The city’s fire fund has about $800,000 currently, but that fund is earmarked for capital expenses like fire station improvements, he said.
“That’s one-time money, so we don’t want to fund ongoing operations with it.”
WHERE DO VOLUNTEERS FIT IN?
The fire department has always relied on volunteers, and many of them have been with the city for decades. Shifting away from volunteers may be necessary to some extent, but some are worried about the loss of institutional knowledge from all of the experience they bring to the table as more of them shift away from the work due to busy schedules.
“My concern is we have some really well-trained people that we don’t want to put out to pasture,” Mayor Roger Fridal said. “Somehow we have to keep the volunteer fire department we have, and allow them to work as much as they want.

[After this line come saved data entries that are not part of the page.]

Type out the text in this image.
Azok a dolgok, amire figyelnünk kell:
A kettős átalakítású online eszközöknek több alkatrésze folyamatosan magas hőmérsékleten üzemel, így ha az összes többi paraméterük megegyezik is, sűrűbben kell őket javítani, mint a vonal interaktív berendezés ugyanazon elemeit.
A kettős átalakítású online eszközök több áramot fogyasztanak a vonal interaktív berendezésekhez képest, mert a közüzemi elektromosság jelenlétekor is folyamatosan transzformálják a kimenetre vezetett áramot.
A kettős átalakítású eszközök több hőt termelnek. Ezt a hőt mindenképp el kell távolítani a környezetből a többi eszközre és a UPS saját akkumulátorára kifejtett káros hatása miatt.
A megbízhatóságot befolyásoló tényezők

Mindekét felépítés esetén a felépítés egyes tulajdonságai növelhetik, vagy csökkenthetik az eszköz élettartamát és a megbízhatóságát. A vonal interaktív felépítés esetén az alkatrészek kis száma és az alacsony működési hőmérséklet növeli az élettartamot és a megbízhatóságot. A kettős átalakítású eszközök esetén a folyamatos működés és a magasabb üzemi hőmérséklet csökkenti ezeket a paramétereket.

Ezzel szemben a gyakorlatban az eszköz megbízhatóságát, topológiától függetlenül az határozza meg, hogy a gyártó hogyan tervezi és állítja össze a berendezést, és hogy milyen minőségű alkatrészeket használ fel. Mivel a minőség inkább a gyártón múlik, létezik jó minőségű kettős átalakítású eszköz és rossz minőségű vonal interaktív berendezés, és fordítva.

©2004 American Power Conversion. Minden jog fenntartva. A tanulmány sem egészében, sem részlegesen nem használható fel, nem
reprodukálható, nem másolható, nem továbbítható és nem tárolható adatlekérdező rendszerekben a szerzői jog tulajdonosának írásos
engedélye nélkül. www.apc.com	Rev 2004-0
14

They’ve worked years and years to become qualified.”
Potts said there are many options available to help keep volunteers on board, “and we can work through those different models.
“It’s going to cause change,” he said. “It’s the desire for them to still be in the game and help as much as they can and work as much as they can.”
There are some other ways to increase efficiency and potentially ease the burden, such as implementing a rapid response team on the police force that would receive medical training for emergency responses in exchange for a raise.
Rather than fund the department expansion all once, some favor looking at taking incremental steps so the tax burden isn’t dumped on city residents all at once.
“How about we come up with a plan giving us some choices, something to think about, a lesser plan, and come in a little gradually,” Fridal said.